Por eso, ahora más que nunca, es necesario que se mantenga abierto el refugio, el lugar donde las cosas no cambian, donde el mensaje sigue siendo el mismo, porque la naturaleza humana en el fondo sigue siendo la misma, aunque ceda a los estímulos de la época. Y por eso la Iglesia sigue, y siempre seguirá ahí, pese a que haya podido cometer errores históricos (como todo colectivo conformado por hombres), pese a posturas que es normal que actualmente no se puedan entender sino se reflexiona en ellas con la profundidad que exigen, desde una óptica sencilla, desnudando a la verdad, pese a las conductas y ejemplos personales que para nada definen al colectivo ni expresan el ejemplo general y para las cuales (tanto para éstas de dentro, como para las de fuera) siempre existe el obligado perdón por los errores. 

Una casa imposible de derrumbar
La Iglesia Católica sigue siendo el refugio al que acudir.

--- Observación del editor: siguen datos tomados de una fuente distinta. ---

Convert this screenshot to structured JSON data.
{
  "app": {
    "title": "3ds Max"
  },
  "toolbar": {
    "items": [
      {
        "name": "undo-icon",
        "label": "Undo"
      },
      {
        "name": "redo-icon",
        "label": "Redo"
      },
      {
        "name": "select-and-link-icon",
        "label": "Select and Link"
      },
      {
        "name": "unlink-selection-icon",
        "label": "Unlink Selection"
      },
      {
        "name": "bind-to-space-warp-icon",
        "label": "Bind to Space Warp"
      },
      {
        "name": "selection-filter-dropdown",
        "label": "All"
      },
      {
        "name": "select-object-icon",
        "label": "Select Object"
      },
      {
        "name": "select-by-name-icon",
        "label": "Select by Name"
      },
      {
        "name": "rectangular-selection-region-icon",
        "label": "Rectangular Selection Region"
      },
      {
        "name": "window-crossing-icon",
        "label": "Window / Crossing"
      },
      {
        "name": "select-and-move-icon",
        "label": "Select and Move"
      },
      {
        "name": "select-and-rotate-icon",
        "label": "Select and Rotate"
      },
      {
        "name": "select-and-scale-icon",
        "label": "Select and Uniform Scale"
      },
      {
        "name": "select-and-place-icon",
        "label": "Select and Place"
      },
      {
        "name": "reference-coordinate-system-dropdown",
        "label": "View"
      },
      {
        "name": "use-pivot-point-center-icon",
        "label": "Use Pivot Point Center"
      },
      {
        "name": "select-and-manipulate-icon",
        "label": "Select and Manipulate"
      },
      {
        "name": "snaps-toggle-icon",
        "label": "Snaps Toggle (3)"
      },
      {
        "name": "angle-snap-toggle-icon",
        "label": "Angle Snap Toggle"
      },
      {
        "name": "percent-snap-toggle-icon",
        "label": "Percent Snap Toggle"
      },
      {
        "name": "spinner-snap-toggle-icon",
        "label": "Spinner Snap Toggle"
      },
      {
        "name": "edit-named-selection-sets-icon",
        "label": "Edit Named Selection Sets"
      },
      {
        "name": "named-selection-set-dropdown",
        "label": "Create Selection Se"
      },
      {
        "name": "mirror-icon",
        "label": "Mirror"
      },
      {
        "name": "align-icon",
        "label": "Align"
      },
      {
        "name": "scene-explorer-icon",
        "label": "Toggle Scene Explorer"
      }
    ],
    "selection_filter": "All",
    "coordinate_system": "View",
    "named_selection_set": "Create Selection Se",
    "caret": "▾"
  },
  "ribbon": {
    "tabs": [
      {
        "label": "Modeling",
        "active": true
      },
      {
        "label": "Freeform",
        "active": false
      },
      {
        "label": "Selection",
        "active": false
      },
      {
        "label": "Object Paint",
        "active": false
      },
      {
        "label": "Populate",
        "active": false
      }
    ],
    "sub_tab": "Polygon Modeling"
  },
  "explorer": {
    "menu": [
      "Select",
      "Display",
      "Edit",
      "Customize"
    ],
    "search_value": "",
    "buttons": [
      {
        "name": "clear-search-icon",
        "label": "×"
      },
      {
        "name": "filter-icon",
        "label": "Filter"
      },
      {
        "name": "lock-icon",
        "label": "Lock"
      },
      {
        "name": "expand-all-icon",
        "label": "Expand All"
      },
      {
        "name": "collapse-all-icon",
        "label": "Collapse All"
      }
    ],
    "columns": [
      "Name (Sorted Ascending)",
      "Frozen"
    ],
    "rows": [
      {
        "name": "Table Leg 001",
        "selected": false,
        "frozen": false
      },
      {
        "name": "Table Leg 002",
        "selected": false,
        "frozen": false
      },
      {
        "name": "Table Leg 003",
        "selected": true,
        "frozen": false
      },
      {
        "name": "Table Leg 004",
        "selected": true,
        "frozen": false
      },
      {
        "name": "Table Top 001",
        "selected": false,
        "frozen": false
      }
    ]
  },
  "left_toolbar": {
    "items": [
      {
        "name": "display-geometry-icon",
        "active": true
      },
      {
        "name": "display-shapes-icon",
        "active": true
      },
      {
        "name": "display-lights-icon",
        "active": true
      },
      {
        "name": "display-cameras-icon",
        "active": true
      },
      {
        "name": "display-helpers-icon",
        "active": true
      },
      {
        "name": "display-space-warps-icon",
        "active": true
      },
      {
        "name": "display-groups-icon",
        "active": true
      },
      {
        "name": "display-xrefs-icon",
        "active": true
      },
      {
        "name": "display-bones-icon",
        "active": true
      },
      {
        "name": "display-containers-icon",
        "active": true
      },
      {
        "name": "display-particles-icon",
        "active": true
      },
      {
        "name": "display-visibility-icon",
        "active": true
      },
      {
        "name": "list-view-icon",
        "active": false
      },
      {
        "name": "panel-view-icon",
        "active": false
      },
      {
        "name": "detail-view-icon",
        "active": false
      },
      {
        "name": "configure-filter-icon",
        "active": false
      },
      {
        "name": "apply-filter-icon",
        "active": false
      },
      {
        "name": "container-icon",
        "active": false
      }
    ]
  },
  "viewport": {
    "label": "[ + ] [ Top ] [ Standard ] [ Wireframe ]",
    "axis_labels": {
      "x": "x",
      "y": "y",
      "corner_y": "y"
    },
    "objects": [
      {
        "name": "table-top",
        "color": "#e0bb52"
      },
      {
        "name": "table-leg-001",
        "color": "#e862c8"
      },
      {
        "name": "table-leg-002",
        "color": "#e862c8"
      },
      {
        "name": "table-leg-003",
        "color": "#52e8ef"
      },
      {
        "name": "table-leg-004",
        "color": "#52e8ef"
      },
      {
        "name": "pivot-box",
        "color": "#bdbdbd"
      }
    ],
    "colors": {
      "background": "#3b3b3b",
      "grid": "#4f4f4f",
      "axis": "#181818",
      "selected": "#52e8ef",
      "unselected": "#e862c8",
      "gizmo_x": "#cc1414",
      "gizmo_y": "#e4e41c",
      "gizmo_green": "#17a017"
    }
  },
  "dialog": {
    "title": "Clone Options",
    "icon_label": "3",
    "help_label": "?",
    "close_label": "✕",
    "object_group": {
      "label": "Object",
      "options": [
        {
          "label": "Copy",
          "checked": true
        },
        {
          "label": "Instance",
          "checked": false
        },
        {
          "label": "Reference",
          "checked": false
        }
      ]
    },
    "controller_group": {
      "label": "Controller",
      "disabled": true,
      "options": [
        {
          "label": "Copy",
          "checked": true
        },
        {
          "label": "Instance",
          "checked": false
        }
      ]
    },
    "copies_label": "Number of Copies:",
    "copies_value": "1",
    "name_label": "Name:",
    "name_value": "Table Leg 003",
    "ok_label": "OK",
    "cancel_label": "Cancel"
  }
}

Una morada donde todo es seguro porque lo básico no cambia, pues es la propia naturaleza la que guía el barco. Un sanatorio que tiene las recetas para paliar nuestra actual enfermedad: no ir contra la Naturaleza de las cosas, conservar lo que nos legaron los mejores en vez de creer en amargados filósofos con malas obras y peores finales, no sustituir a Dios por becerros de oro, ser conscientes de nuestras propias limitaciones sin que ello sea igual a hacernos asequibles al desaliento y a abdicar de nuestras aspiraciones, alzar nuestra vida a la categoría que merece y no conformarla a ser una meras pieza de ésta anquilosada máquina. Y sobre todo saborear la obra del Creador, sin hedonismo ni frivolidad, pero con alegría y buen paladar.
Para aquellos que tienen dudas, para los que quieren respuestas de verdad y no respuestas a la carta, para quienes quieren plenitud, permanencia, y lo mejor de la vida, la Iglesia siempre tendrá las puertas abiertas. Quien bien te quiere, te hará llorar, y las palabras del Santo Padre precisamente son el mensaje de la ruptura, de la rebeldía ante un mundo sin rumbo, ante unas patrias y una Europa que han perdido su norte, precisamente desde el momento en que han olvidado su tradición, sus raíces y las obras de sus mejores hombres, el porqué de su empeño en trabajarlas.
No se trata de dar lecciones de moral a nadie, se trata de reconocer la realidad de las cosas y compartir. No se trata de seguir a pies juntillas, se trata de entender. La Iglesia Católica sigue salvando almas y defendiendo vidas, pese al odio y la indiferencia, y pese a que los medios de comunicación hagan polémica y silencien el grandiosísimo trabajo social que sigue realizando esta institución, 2.000 años después de su fundación siguiendo el dictado de Jesucristo, el mismo Dios hecho hombre.